It was announced Wednesday morning that McGregor and Poirier -- who split their two previous meetings -- would finish their trilogy at UFC 264. Later Wednesday, Poirier attempted to quash the charity beef by tweeting that he shouldn't have taken matters public.
"I'm very passionate about my charity, as you all know," Poirier wrote. "I jumped the gun, and took private matters between Conor and my foundation public. My mistake, we live, we learn. Spreading positivity and doing good is my goal! I feel like I have brought a negative energy and personal opinions into something I am working so hard on, that gives people a reason to cheer and smile."

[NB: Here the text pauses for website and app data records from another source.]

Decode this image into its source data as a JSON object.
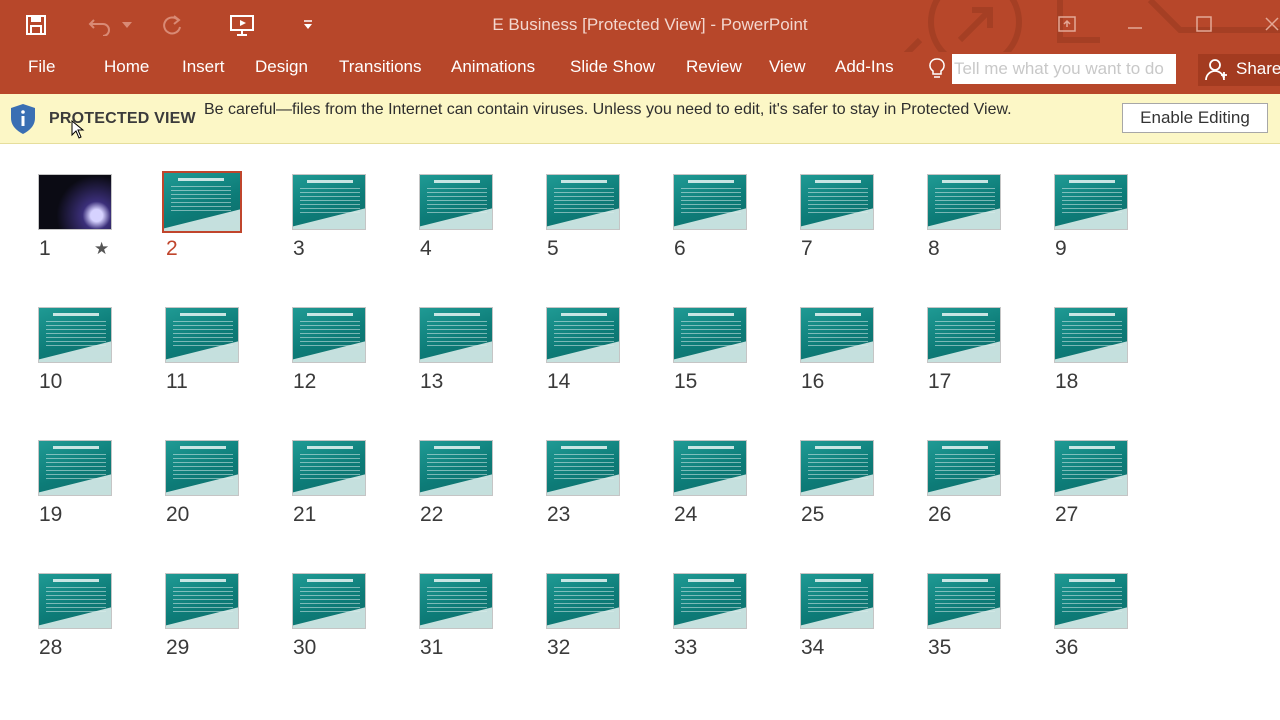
{
  "window": {
    "title": "E Business [Protected View] - PowerPoint"
  },
  "menu": {
    "file": "File",
    "home": "Home",
    "insert": "Insert",
    "design": "Design",
    "transitions": "Transitions",
    "animations": "Animations",
    "slideshow": "Slide Show",
    "review": "Review",
    "view": "View",
    "addins": "Add-Ins",
    "tellme_placeholder": "Tell me what you want to do",
    "share": "Share"
  },
  "protected_view": {
    "label": "PROTECTED VIEW",
    "message": "Be careful—files from the Internet can contain viruses. Unless you need to edit, it's safer to stay in Protected View.",
    "enable_button": "Enable Editing"
  },
  "slides": {
    "selected": 2,
    "animation_marker": "★",
    "numbers": [
      "1",
      "2",
      "3",
      "4",
      "5",
      "6",
      "7",
      "8",
      "9",
      "10",
      "11",
      "12",
      "13",
      "14",
      "15",
      "16",
      "17",
      "18",
      "19",
      "20",
      "21",
      "22",
      "23",
      "24",
      "25",
      "26",
      "27",
      "28",
      "29",
      "30",
      "31",
      "32",
      "33",
      "34",
      "35",
      "36"
    ]
  },
  "colors": {
    "ribbon": "#b7472a",
    "protected_bar": "#fcf7c6",
    "selection": "#c0452c"
  }
}
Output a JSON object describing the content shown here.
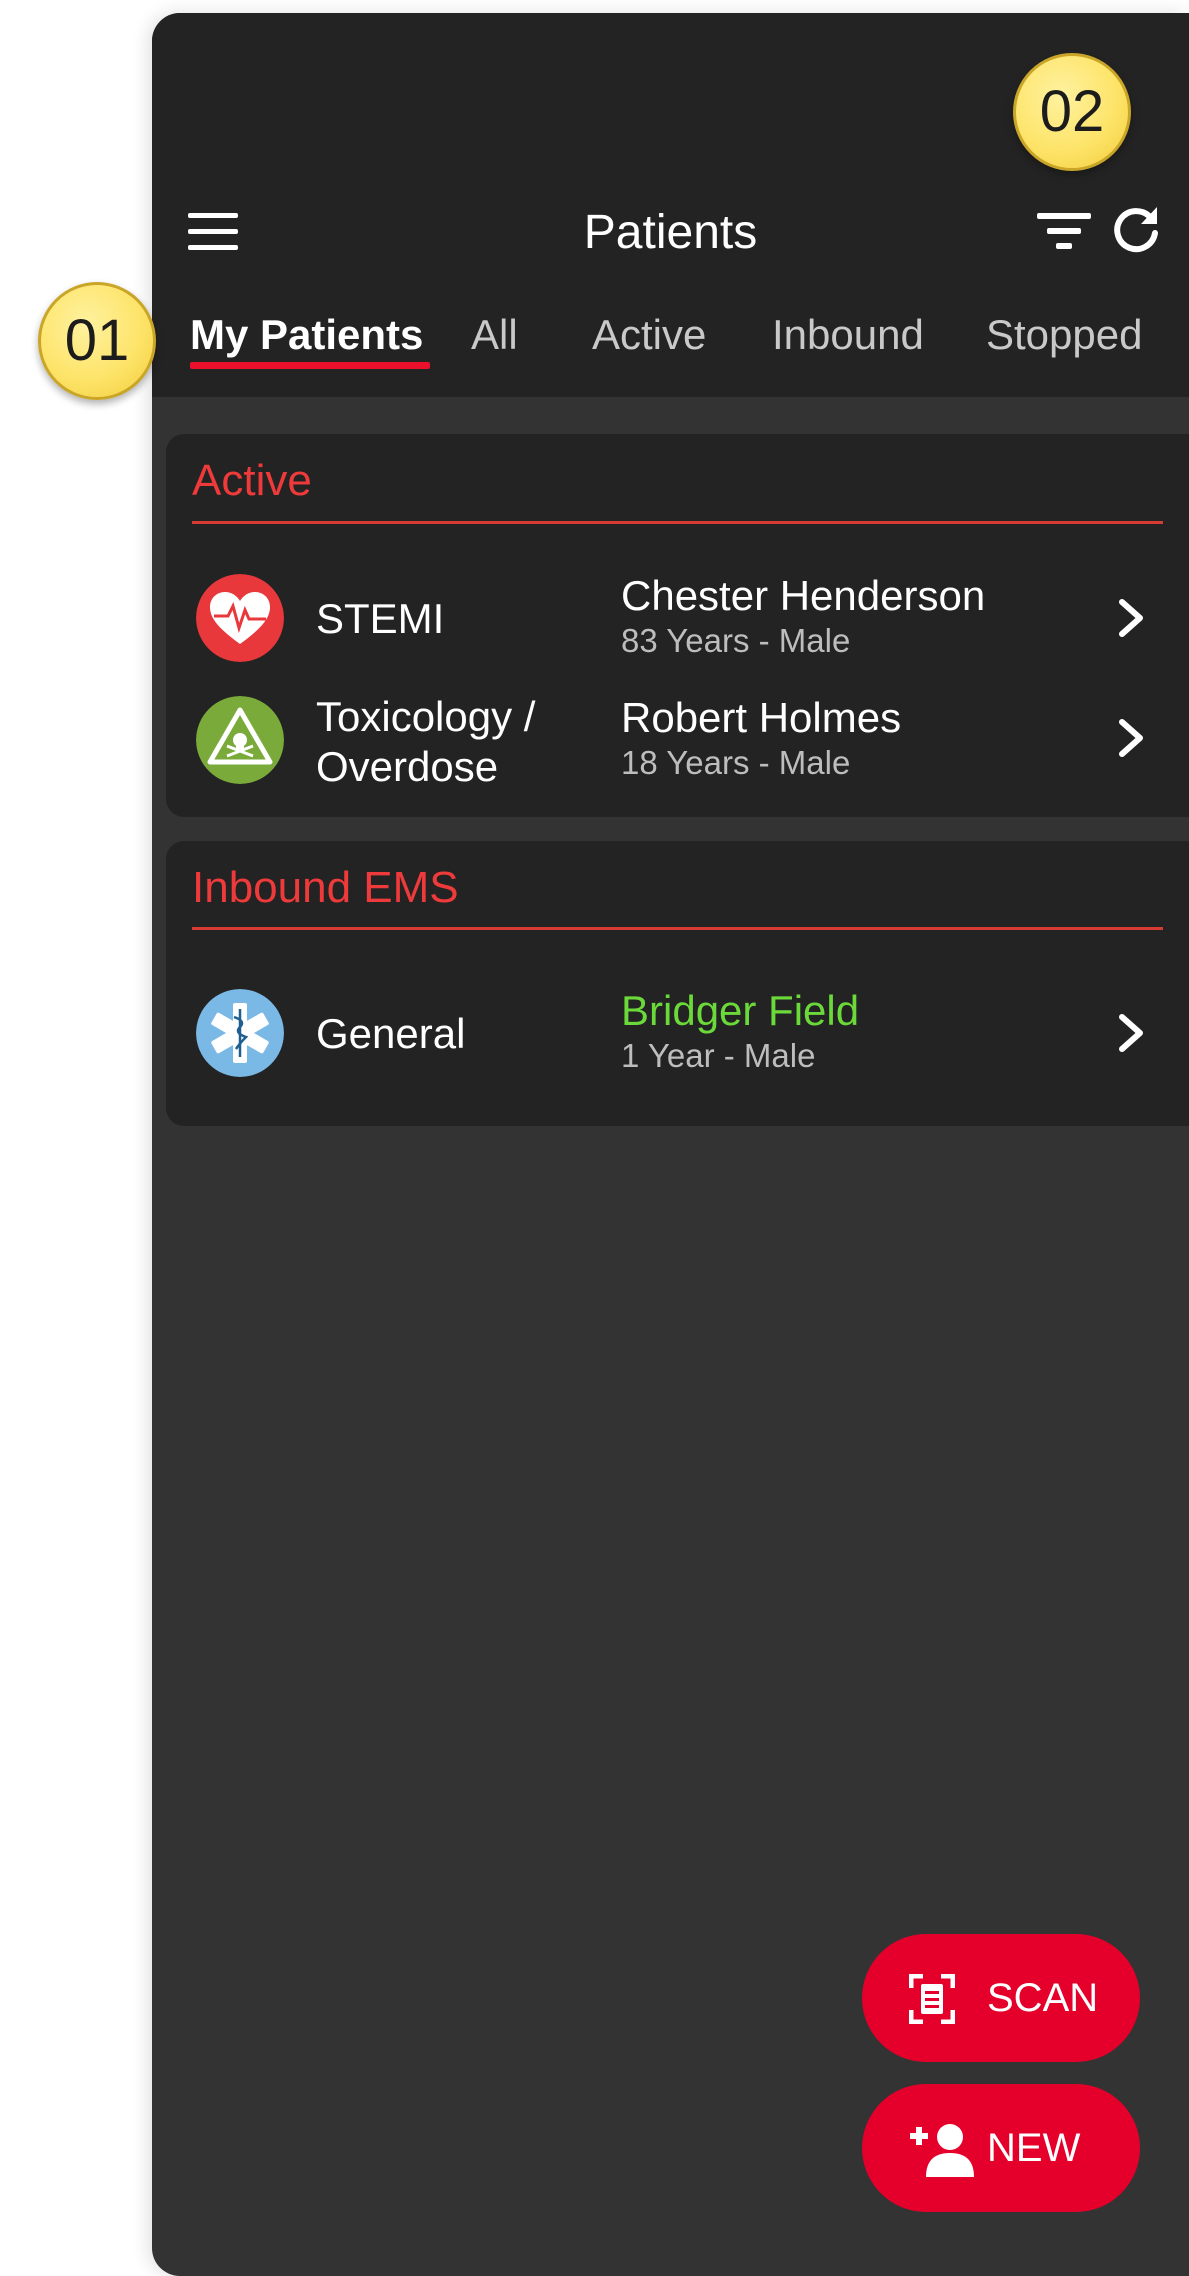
{
  "header": {
    "title": "Patients",
    "menu_icon": "hamburger-menu-icon",
    "filter_icon": "filter-icon",
    "refresh_icon": "refresh-icon"
  },
  "tabs": [
    {
      "label": "My Patients",
      "active": true
    },
    {
      "label": "All",
      "active": false
    },
    {
      "label": "Active",
      "active": false
    },
    {
      "label": "Inbound",
      "active": false
    },
    {
      "label": "Stopped",
      "active": false
    }
  ],
  "sections": [
    {
      "title": "Active",
      "rows": [
        {
          "category": "STEMI",
          "icon": "heart-ecg-icon",
          "icon_color": "#e8383b",
          "name": "Chester Henderson",
          "info": "83 Years - Male"
        },
        {
          "category_line1": "Toxicology /",
          "category_line2": "Overdose",
          "icon": "toxic-hazard-icon",
          "icon_color": "#7aab3a",
          "name": "Robert Holmes",
          "info": "18 Years - Male"
        }
      ]
    },
    {
      "title": "Inbound EMS",
      "rows": [
        {
          "category": "General",
          "icon": "star-of-life-icon",
          "icon_color": "#7ab8e6",
          "name": "Bridger Field",
          "name_color": "#6bd93a",
          "info": "1 Year - Male"
        }
      ]
    }
  ],
  "actions": {
    "scan_label": "SCAN",
    "new_label": "NEW",
    "accent": "#e4002b"
  },
  "callouts": {
    "left": "01",
    "right": "02"
  }
}
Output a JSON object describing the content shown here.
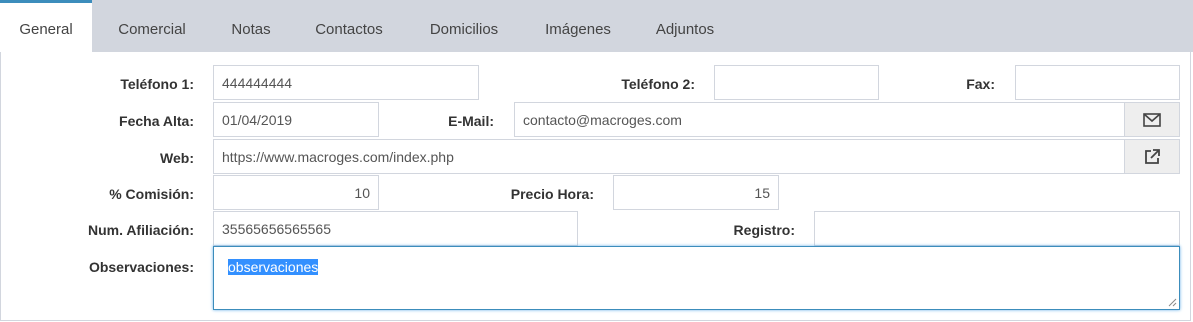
{
  "tabs": [
    "General",
    "Comercial",
    "Notas",
    "Contactos",
    "Domicilios",
    "Imágenes",
    "Adjuntos"
  ],
  "labels": {
    "telefono1": "Teléfono 1:",
    "telefono2": "Teléfono 2:",
    "fax": "Fax:",
    "fecha_alta": "Fecha Alta:",
    "email": "E-Mail:",
    "web": "Web:",
    "comision": "% Comisión:",
    "precio_hora": "Precio Hora:",
    "num_afiliacion": "Num. Afiliación:",
    "registro": "Registro:",
    "observaciones": "Observaciones:"
  },
  "values": {
    "telefono1": "444444444",
    "telefono2": "",
    "fax": "",
    "fecha_alta": "01/04/2019",
    "email": "contacto@macroges.com",
    "web": "https://www.macroges.com/index.php",
    "comision": "10",
    "precio_hora": "15",
    "num_afiliacion": "35565656565565",
    "registro": "",
    "observaciones": "observaciones"
  },
  "icons": {
    "email_button": "envelope-icon",
    "web_button": "external-link-icon"
  },
  "colors": {
    "tab_active_border": "#3c8dbc",
    "tab_bar": "#d2d6de",
    "focus": "#3c8dbc"
  }
}
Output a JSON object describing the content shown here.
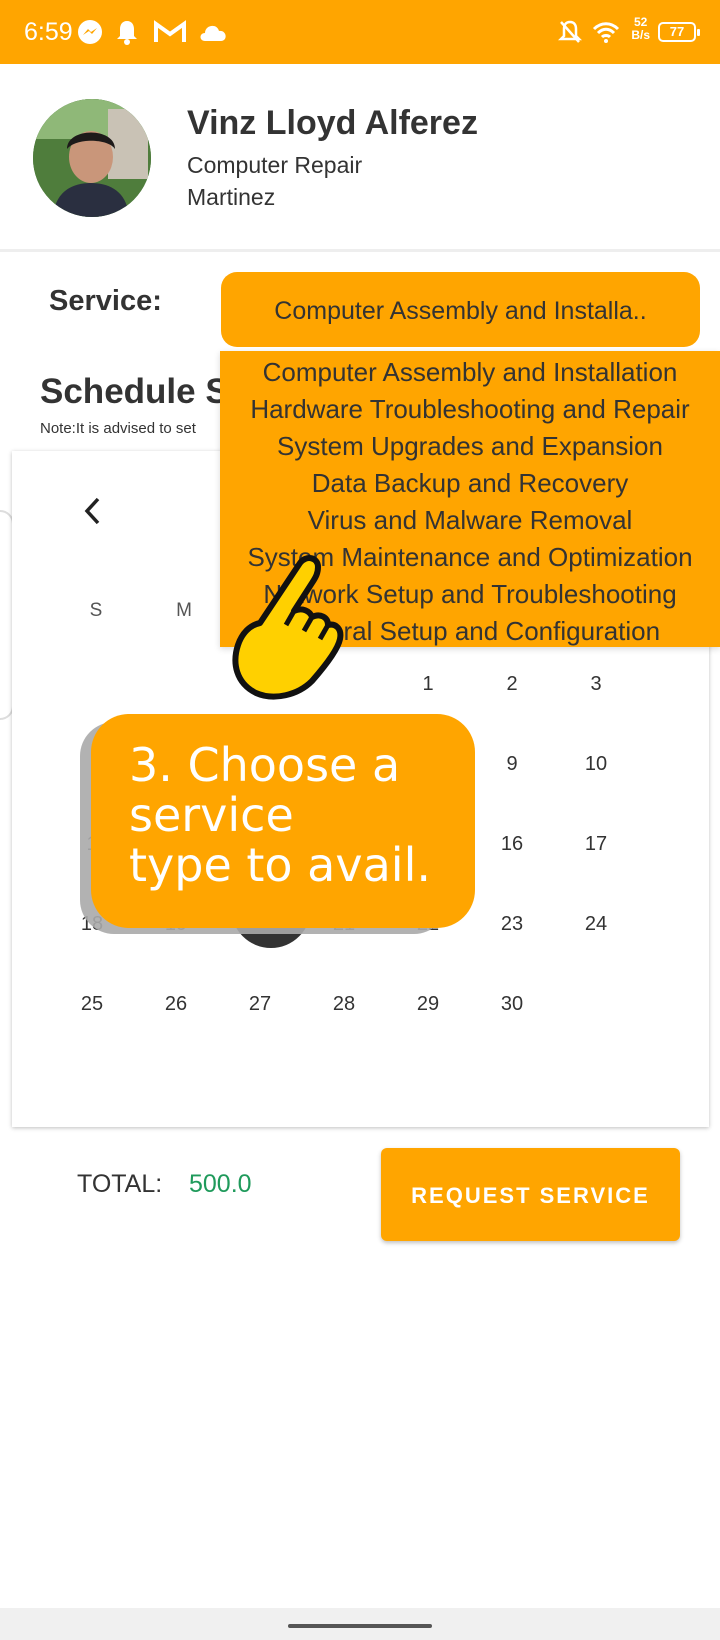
{
  "status_bar": {
    "time": "6:59",
    "net_speed_value": "52",
    "net_speed_unit": "B/s",
    "battery": "77",
    "icons": [
      "messenger-icon",
      "bell-icon",
      "gmail-icon",
      "cloud-icon",
      "mute-bell-icon",
      "wifi-icon",
      "battery-icon"
    ]
  },
  "profile": {
    "name": "Vinz Lloyd Alferez",
    "profession": "Computer Repair",
    "location": "Martinez"
  },
  "service": {
    "label": "Service:",
    "selected": "Computer Assembly and Installa..",
    "options": [
      "Computer Assembly and Installation",
      "Hardware Troubleshooting and Repair",
      "System Upgrades and Expansion",
      "Data Backup and Recovery",
      "Virus and Malware Removal",
      "System Maintenance and Optimization",
      "Network Setup and Troubleshooting",
      "General Setup and Configuration"
    ]
  },
  "schedule": {
    "title": "Schedule S",
    "note": "Note:It is advised to set"
  },
  "calendar": {
    "weekday_headers": [
      "S",
      "M"
    ],
    "selected_day": "20",
    "rows": [
      [
        "",
        "",
        "",
        "",
        "1",
        "2",
        "3"
      ],
      [
        "",
        "",
        "",
        "",
        "",
        "9",
        "10"
      ],
      [
        "1",
        "",
        "",
        "",
        "",
        "16",
        "17"
      ],
      [
        "18",
        "19",
        "",
        "21",
        "22",
        "23",
        "24"
      ],
      [
        "25",
        "26",
        "27",
        "28",
        "29",
        "30",
        ""
      ]
    ]
  },
  "tutorial": {
    "tip_lines": [
      "3. Choose a",
      "service",
      "type to avail."
    ],
    "hand_icon": "pointing-hand-icon"
  },
  "footer": {
    "total_label": "TOTAL:",
    "total_value": "500.0",
    "request_label": "REQUEST SERVICE"
  },
  "colors": {
    "accent": "#FFA500",
    "total_value": "#1f9a5b",
    "selected_day": "#333333"
  }
}
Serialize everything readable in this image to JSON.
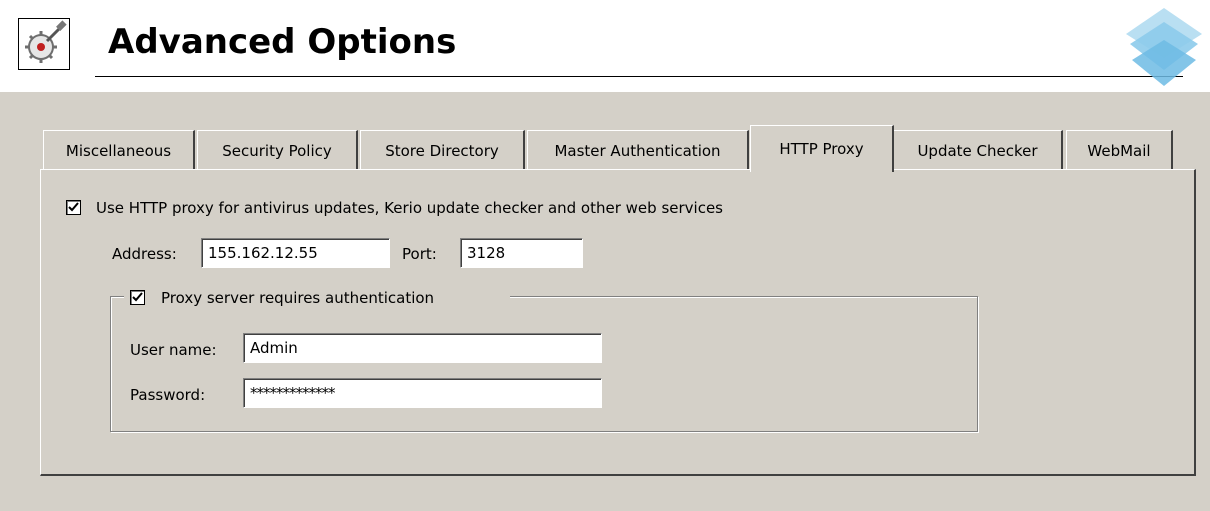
{
  "header": {
    "title": "Advanced Options",
    "icon": "settings-gear-wrench-icon",
    "logo": "kerio-logo-icon"
  },
  "tabs": [
    {
      "label": "Miscellaneous",
      "active": false
    },
    {
      "label": "Security Policy",
      "active": false
    },
    {
      "label": "Store Directory",
      "active": false
    },
    {
      "label": "Master Authentication",
      "active": false
    },
    {
      "label": "HTTP Proxy",
      "active": true
    },
    {
      "label": "Update Checker",
      "active": false
    },
    {
      "label": "WebMail",
      "active": false
    }
  ],
  "proxy": {
    "use_proxy_label": "Use HTTP proxy for antivirus updates, Kerio update checker and other web services",
    "use_proxy_checked": true,
    "address_label": "Address:",
    "address_value": "155.162.12.55",
    "port_label": "Port:",
    "port_value": "3128"
  },
  "auth": {
    "requires_auth_label": "Proxy server requires authentication",
    "requires_auth_checked": true,
    "username_label": "User name:",
    "username_value": "Admin",
    "password_label": "Password:",
    "password_value": "*************"
  },
  "colors": {
    "panel_bg": "#d4d0c8",
    "logo_blue": "#7fc6ea"
  }
}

Before the two fought at UFC 257 in January, McGregor said he would donate $500,000 to The Good Fight Foundation, which Poirier operates. The goal was to build a gym for disadvantaged youth in Poirier's hometown of Lafayette, Louisiana.
On Sunday, Poirier indicated that McGregor had not followed through. McGregor, who has been active during the coronavirus pandemic in donating supplies to front-line workers in Ireland, angrily responded by saying his team had been trying to get the details for how the money was going to be spent.
The conflict escalated to the point that McGregor suggested he would seek another opponent, instead of facing Poirier on July 10, although that threat didn't last long.